Independent workers provide labour, sell goods and rent assets, and they include sellers on digital platforms like eBay and Etsy, micro-landlords who rent rooms on Airbnb, drivers on Uber, and delivery couriers on Deliveroo. Platform-based work includes ‘crowdwork’ and ‘work-on-demand via apps’. In crowdwork, workers complete small jobs or tasks through online platforms, such as Amazon Mechanical Turk, Crowdflower, and Clickworker. In ‘work-on-demand via apps,’ workers perform duties such as providing transport, cleaning, home repairs, or running errands, but the workers learn about these jobs through mobile apps, from companies such as Taskrabbit, and Handy. The jobs are performed locally.
The Gig Economy – Leading Platforms:
Lack of Regulation means no Worker Protection
Depicting work in the platform economy as a mere ‘sharing of favours’ conveys an image of the gig economy as a sort of parallel dimension, where chores are amateurishly carried out as a form of leisure, with no relation to ‘work’. The reality, however, is different. For most workers, platform-based work is an essential source of income.
Although it would seem straightforward that the laws protecting workers should also apply to workers in what is described as the ‘gig economy’ or ‘platform-based work’, there is much debate – and confusion – on this issue. This lack of clarity stems in part from the novelty of platform-based work and from the practice common to many platforms of classifying their workers as independent contractors.

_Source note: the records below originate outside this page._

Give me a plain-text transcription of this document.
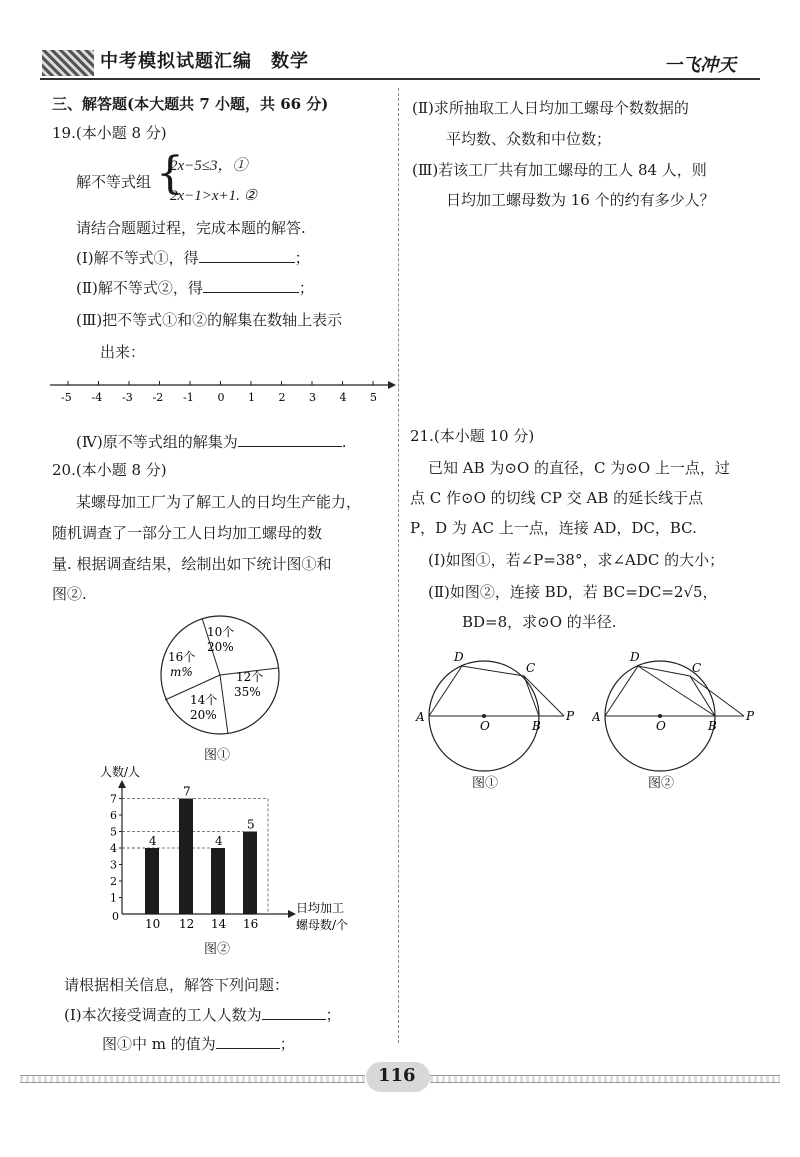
中考模拟试题汇编　数学	一飞冲天
三、解答题(本大题共 7 小题，共 66 分)
19.(本小题 8 分)
解不等式组 {
2x−5≤3，①
2x−1>x+1. ②
请结合题题过程，完成本题的解答.
(Ⅰ)解不等式①，得	；
(Ⅱ)解不等式②，得	；
(Ⅲ)把不等式①和②的解集在数轴上表示
出来：
-5 -4 -3 -2 -1 0 1 2 3 4 5
(Ⅳ)原不等式组的解集为	.
20.(本小题 8 分)
某螺母加工厂为了解工人的日均生产能力，
随机调查了一部分工人日均加工螺母的数
量. 根据调查结果，绘制出如下统计图①和
图②.
10个
20%
12个
35%
14个
20%
16个
m%
图①
人数/人
1
2
3
4
5
6
7
4
10
7
12
4
14
5
16
0
日均加工
螺母数/个
图②
请根据相关信息，解答下列问题：
(Ⅰ)本次接受调查的工人人数为	；
图①中 m 的值为	；
(Ⅱ)求所抽取工人日均加工螺母个数数据的
平均数、众数和中位数；
(Ⅲ)若该工厂共有加工螺母的工人 84 人，则
日均加工螺母数为 16 个的约有多少人？
21.(本小题 10 分)
已知 AB 为⊙O 的直径，C 为⊙O 上一点，过
点 C 作⊙O 的切线 CP 交 AB 的延长线于点
P，D 为 AC 上一点，连接 AD，DC，BC.
(Ⅰ)如图①，若∠P=38°，求∠ADC 的大小；
(Ⅱ)如图②，连接 BD，若 BC=DC=2√5，
BD=8，求⊙O 的半径.
A
B
C
D
O
P
图①
A
B
C
D
O
P
图②
116
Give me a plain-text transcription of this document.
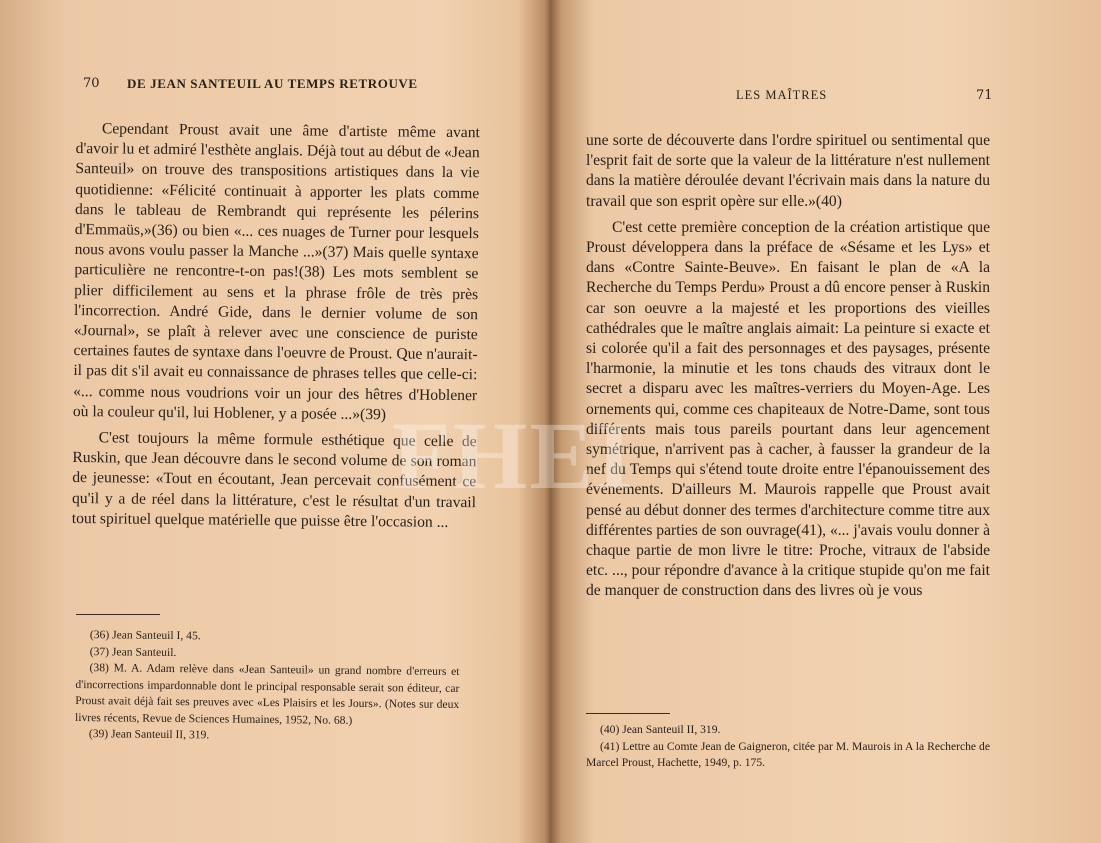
70 DE JEAN SANTEUIL AU TEMPS RETROUVE

Cependant Proust avait une âme d'artiste même avant d'avoir lu et admiré l'esthète anglais. Déjà tout au début de «Jean Santeuil» on trouve des transpositions artistiques dans la vie quotidienne: «Félicité continuait à apporter les plats comme dans le tableau de Rembrandt qui représente les pélerins d'Emmaüs,»(36) ou bien «... ces nuages de Turner pour lesquels nous avons voulu passer la Manche ...»(37) Mais quelle syntaxe particulière ne rencontre-t-on pas!(38) Les mots semblent se plier difficilement au sens et la phrase frôle de très près l'incorrection. André Gide, dans le dernier volume de son «Journal», se plaît à relever avec une conscience de puriste certaines fautes de syntaxe dans l'oeuvre de Proust. Que n'aurait-il pas dit s'il avait eu connaissance de phrases telles que celle-ci: «... comme nous voudrions voir un jour des hêtres d'Hoblener où la couleur qu'il, lui Hoblener, y a posée ...»(39)

C'est toujours la même formule esthétique que celle de Ruskin, que Jean découvre dans le second volume de son roman de jeunesse: «Tout en écoutant, Jean percevait confusément ce qu'il y a de réel dans la littérature, c'est le résultat d'un travail tout spirituel quelque matérielle que puisse être l'occasion ...

(36) Jean Santeuil I, 45.

(37) Jean Santeuil.

(38) M. A. Adam relève dans «Jean Santeuil» un grand nombre d'erreurs et d'incorrections impardonnable dont le principal responsable serait son éditeur, car Proust avait déjà fait ses preuves avec «Les Plaisirs et les Jours». (Notes sur deux livres récents, Revue de Sciences Humaines, 1952, No. 68.)

(39) Jean Santeuil II, 319.

LES MAÎTRES	71

une sorte de découverte dans l'ordre spirituel ou sentimental que l'esprit fait de sorte que la valeur de la littérature n'est nullement dans la matière déroulée devant l'écrivain mais dans la nature du travail que son esprit opère sur elle.»(40)

C'est cette première conception de la création artistique que Proust développera dans la préface de «Sésame et les Lys» et dans «Contre Sainte-Beuve». En faisant le plan de «A la Recherche du Temps Perdu» Proust a dû encore penser à Ruskin car son oeuvre a la majesté et les proportions des vieilles cathédrales que le maître anglais aimait: La peinture si exacte et si colorée qu'il a fait des personnages et des paysages, présente l'harmonie, la minutie et les tons chauds des vitraux dont le secret a disparu avec les maîtres-verriers du Moyen-Age. Les ornements qui, comme ces chapiteaux de Notre-Dame, sont tous différents mais tous pareils pourtant dans leur agencement symétrique, n'arrivent pas à cacher, à fausser la grandeur de la nef du Temps qui s'étend toute droite entre l'épanouissement des événements. D'ailleurs M. Maurois rappelle que Proust avait pensé au début donner des termes d'architecture comme titre aux différentes parties de son ouvrage(41), «... j'avais voulu donner à chaque partie de mon livre le titre: Proche, vitraux de l'abside etc. ..., pour répondre d'avance à la critique stupide qu'on me fait de manquer de construction dans des livres où je vous

(40) Jean Santeuil II, 319.

(41) Lettre au Comte Jean de Gaigneron, citée par M. Maurois in A la Recherche de Marcel Proust, Hachette, 1949, p. 175.

FHEI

Platforms mediate extensively the transactions they have with their workers, and also between the customers and the workers. Platforms often fix the price of the service as well as define the terms and conditions of the service, or they allow the clients to define the terms (but not the worker). The platform may define the schedule or the details of the work, including instructing workers to wear uniforms, to use specific tools, or to treat customers in a particular way.
Many platforms have performance review systems that allow customers to rate the workers and they use these ratings to limit the ability of lower-rated workers to access jobs, including by excluding workers from their system. The amount of direction and discipline that clients and platforms impose on workers, in many instances amounts to the degree of control that is normally reserved to employers and is normally accompanied by labour protections such as the minimum wage, limits on working time, and contributions to social security.
It is therefore argued that the lack of protections for workers, the casual nature of the work and the elements of direction and control exerted by the platforms all point to a need to regulate the gig economy. Self-regulation by the platforms, as is currently the case, cannot ensure better working conditions and can jeopardise the sustainability of well-intended platforms in what is a global race to the bottom. Moreover, unless authorities step in and recognise that workers should not be denied protection just because they work for platforms, platforms will continue to have an advantage over traditional industries, risking a deterioration of working conditions that extends beyond platform-based work.
While the gig economy gives independent workers the ability to reach out to potential clients worldwide and enjoy making some extra money whilst working whenever they want, completely relying on these online platforms as a sole source of income, has the danger of depriving workers of some basic employee rights.